Améliorer les compétences grâce aux mini-usines

Le centre de formation Technifutur à Liège dispose d’une mini-usine sur 100 m² qui permet de sensibiliser, démontrer et synthétiser toutes les technologies 4.0 et les méthodologies de demain. Ce démonstrateur type ligne de production est structuré en neuf stations, depuis la prise des commandes en ligne jusqu’à l’emballage et au stockage automatisé. “Grâce à cet outil robotique, nous pouvons démontrer comment améliorer les conditions de travail, environnementales ainsi que les compétences des travailleurs”, explique Quentin Ledent.

À Mons, TechnoCampus dispose de quatre mini-usines. La première date de 1997. Il s’agit d’une unité de traitements d’agrégats. “Les apprenants y sont formés pour pouvoir démarrer, redémarrer ou effectuer la maintenance d’une ligne de production”, détaille Fabrice Vermeiren, responsable commercial et communication.
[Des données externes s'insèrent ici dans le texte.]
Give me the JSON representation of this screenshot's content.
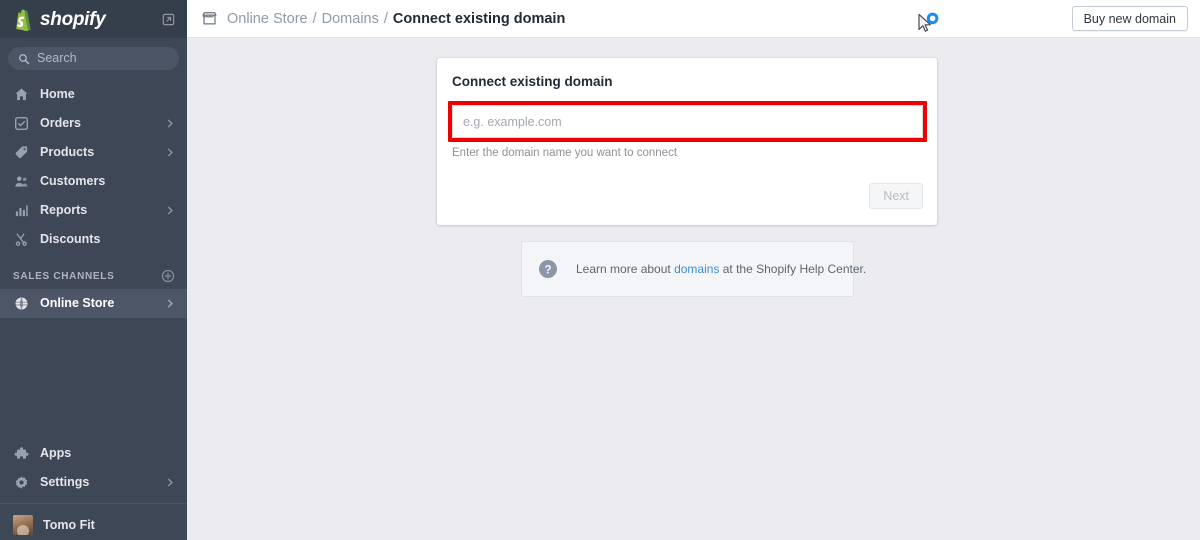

La deuxième mini-usine est une ligne Baxter fournie par l’entreprise pour la fabrication de poches. Une troisième est axée sur la fabrication de masques en papier.

La quatrième mini-usine de Mons et dernière acquisition est le démonstrateur Industrie 4.0 dédié exclusivement au 4.0. “Celui-ci est conçu en tenant compte des process du futur”, précise Fabrice Vermeiren. La mini-usine permet de remplir des fioles avec des billes de couleurs différentes avec chaque fois d’autres proportions. “C’est une usine agile pour produire à l’unité. Le 4.0 permet cette agilité. Toutes les procédures sont numérisées. La commande se fait par smartphone avec un suivi de toutes les étapes de fabrication. Avec l’intelligence artificielle, le système va aussi apprendre de lui-même.”Si ce démonstrateur est dédié exclusivement au 4.0, les autres démonstrateurs évoluent également avec le temps et de nouvelles technologies 4.0 pour montrer que l’on peut faire progresser une installation pour en augmenter la productivité, la qualité et les performances.